Human bodies are made up of many organic elements which naturally decompose. Even buried bodies move toward decomposing in the wet soil. The carbon, water, and other chemicals are dispersed into nature to begin again the continuing life cycle of the planet. Because of technology, the place of humans in the structure of society, and the way humans bury their dead, humans are the only creatures that are not a natural part of the energy life cycle. Although everyone returns to dust eventually, for humans the process is delayed exponentially.

The Energy Life Cycle

Early science courses outline the process of the food chain and energy cycle. The sun provides energy to plants, causing them to grow and flourish. They continue until they are eaten by a rabbit. The rabbit is later eaten by a larger animal who is eventually also eaten. In the final stage of the process, the larger animal dies, decomposes and returns to the soil. This helps the plants grow, and the cycle begins again. Human composting seeks to reposition humans into the cycle.

Katrina Spade

The option for human composting began because of the efforts of a graduate student in architecture. Katrina Spade grew up in New Hampshire, not particularly religious, but viewed nature as spiritual in some way. She earned a Bachelor of Arts in anthropology from Haverford College. She began to focus on sustainable design, helping build a compost-based bioenergy system. While earning a Master of Architecture from the University of Massachusetts Amherst, she authored a thesis entitled "A Place for the Urban Dead."

  • Spade wanted options for her own death that were environmentally sustainable and that allowed friends and family to participate in the care for their loved one.
  • She began to form ideas about the possibility of human composting when she learned about the practice of livestock composting.
  • Spade founded the Urban Death Project in 2014, focusing on developing a system of death care called recomposition, which transforms bodies into soil.
  • Following the ending of the Urban Death Project in 2018, Spade founded Recompose, a corporation to develop a process that converts human remains into soil. The company seeks to provide sustainable alternatives to natural burial, particularly for those who live in cities.

The Trend of Human Composting

The state of Washington has been leading the way in finding alternatives in burial that are sensitive to the needs of families and the needs of the environment. Often, the death that meets these standards is called a "good death."

  • The industry's Green Burial Council certifies green burial and the three kinds of cemeteries offering natural burial: hybrid, natural, and conservation burial grounds. The state of Washington has all three types of cemeteries. Human composting is a natural burial option seeking to find a more environmentally friendly way to dispose of the remains of a body.
  • A natural burial ground sets aside acres of landscape for use as a cemetery. Bodies are placed in shallow graves, often wrapped in biodegradable shrouds, allowing the body to decompose naturally, returning nutrients to the soil. Grave markers are natural stones. Seven conservation cemeteries are certified.
  • In 2015, there were more cremations than burials for the first time in United States history. Predictions have the process growing until it hits about 80% of the process.
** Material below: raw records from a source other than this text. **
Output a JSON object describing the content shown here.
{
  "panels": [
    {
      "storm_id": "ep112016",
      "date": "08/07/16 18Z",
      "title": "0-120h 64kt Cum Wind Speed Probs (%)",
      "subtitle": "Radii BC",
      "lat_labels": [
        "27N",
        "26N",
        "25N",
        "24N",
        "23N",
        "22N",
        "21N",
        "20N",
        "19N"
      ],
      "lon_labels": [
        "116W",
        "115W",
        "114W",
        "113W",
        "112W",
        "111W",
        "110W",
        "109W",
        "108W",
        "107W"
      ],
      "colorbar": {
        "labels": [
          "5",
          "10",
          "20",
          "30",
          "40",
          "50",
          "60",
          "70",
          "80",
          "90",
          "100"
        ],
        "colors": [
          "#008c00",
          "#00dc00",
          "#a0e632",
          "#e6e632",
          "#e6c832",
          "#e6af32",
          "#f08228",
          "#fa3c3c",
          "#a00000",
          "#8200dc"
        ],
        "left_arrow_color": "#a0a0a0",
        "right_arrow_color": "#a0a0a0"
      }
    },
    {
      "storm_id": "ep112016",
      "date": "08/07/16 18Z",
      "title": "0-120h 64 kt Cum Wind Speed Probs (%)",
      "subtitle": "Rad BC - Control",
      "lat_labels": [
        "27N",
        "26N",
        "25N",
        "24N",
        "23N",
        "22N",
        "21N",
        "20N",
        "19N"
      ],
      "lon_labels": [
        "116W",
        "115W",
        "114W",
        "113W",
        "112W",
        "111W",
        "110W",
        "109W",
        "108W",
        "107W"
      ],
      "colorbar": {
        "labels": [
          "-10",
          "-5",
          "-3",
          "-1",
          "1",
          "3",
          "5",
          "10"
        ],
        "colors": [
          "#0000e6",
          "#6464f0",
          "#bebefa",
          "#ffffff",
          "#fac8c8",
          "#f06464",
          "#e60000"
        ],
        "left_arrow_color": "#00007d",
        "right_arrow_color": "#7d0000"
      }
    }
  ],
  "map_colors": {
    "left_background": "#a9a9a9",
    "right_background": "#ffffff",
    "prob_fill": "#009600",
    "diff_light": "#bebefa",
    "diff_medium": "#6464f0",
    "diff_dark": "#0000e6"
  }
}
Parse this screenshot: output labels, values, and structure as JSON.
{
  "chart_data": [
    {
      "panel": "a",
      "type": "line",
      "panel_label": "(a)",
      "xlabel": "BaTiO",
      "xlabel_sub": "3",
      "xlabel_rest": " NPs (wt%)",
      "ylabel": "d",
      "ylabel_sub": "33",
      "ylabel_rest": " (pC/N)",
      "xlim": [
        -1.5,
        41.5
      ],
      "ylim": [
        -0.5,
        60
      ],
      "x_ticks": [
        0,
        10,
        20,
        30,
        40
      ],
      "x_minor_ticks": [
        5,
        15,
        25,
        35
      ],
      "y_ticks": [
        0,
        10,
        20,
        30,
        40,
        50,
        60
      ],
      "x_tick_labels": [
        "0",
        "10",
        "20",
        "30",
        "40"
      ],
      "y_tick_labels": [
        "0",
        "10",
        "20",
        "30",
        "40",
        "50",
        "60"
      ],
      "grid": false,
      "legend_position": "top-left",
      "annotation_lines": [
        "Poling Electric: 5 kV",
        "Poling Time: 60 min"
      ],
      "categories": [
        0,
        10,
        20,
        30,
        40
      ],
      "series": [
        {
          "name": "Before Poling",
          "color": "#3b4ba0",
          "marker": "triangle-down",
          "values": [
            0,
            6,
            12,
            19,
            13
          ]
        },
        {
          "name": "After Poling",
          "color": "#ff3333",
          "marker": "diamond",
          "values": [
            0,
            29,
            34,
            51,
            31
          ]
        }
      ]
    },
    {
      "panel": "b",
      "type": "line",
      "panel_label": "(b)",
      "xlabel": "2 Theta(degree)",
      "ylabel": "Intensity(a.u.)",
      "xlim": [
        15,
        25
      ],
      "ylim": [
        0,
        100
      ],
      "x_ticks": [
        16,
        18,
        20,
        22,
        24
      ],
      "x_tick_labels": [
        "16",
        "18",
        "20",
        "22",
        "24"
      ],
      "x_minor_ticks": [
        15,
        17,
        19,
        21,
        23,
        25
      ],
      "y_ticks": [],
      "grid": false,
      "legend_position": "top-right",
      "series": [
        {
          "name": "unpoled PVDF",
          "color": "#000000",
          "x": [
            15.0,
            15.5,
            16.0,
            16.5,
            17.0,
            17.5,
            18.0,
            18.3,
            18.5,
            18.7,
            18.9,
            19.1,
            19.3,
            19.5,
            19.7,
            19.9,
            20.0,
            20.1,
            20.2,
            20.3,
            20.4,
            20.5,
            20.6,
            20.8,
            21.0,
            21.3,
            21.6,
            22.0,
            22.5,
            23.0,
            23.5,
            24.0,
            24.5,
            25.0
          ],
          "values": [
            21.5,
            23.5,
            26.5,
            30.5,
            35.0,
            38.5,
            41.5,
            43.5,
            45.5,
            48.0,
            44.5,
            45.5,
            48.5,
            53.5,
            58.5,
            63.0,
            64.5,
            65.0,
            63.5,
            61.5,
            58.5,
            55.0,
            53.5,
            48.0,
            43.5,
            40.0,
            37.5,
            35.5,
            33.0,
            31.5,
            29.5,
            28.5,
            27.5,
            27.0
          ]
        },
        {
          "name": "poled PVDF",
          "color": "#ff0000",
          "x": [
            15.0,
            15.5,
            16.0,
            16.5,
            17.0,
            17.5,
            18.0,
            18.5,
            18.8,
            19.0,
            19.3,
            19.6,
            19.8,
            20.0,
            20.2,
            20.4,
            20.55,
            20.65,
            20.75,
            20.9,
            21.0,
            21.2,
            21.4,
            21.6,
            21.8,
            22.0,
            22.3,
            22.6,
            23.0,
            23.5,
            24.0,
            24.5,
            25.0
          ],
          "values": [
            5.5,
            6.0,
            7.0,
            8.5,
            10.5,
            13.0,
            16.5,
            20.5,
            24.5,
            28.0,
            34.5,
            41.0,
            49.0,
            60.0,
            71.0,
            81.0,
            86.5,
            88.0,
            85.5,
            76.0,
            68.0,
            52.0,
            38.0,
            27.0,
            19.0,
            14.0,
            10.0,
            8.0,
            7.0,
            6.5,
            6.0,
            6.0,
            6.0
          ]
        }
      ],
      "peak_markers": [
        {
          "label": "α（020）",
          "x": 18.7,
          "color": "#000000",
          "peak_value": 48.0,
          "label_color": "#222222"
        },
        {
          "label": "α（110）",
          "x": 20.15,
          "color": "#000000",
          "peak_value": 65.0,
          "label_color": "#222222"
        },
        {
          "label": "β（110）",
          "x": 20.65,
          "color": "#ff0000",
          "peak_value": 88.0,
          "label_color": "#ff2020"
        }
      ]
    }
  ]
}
While better than burial, cremation still has some environmental issues, especially the amount of carbon dioxide released into the atmosphere.
  • Once the process is complete, family and friends of the departed are encouraged to take some or all of the soil and use it for their own gardens. The rest of the soil will be scattered for conservation purposes.
Green burial

Is Human Composting Legal?

There are many restrictive codes for composting of any kind, especially when done in the limits of a city. Although technically not illegal, human composting is restricted because of other laws and prohibitions. Human composting has been legal in Sweden since 2005, and interest is growing around the world. The process is also legal in the state of Washington, where the first plant owned by Recompose offering human composting as an option is set to be available in 2021.

How Long Does the Process Take?

Human composting relies on an accelerated form of decomposition. The Recompose corporation distinguishes between decomposing, what happens to a body above the ground, and recomposing, which involves integrating it into the soil. The corpse is put in a vessel with wood chips, straw, and alfalfa. Oxygen is introduced into the container while the body is slowly rotated, increasing the activity of microbes in a warm environment. Roughly a month later, the corpse will produce about a cubic yard of soil, roughly about four large wheelbarrows full. The process is estimated to cost something a little less than $6,000. Recommendations are given that the soil is used in forests and non-food gardens.

An Environmentally Friendly Alternative

As the availability of land continues to diminish, and the forces disrupting nature mounts, people look for ways to compassionately serve the needs of humans while being responsible and responsive to the environment. Many believe that human composting provides a feasible option for a positive answer to both.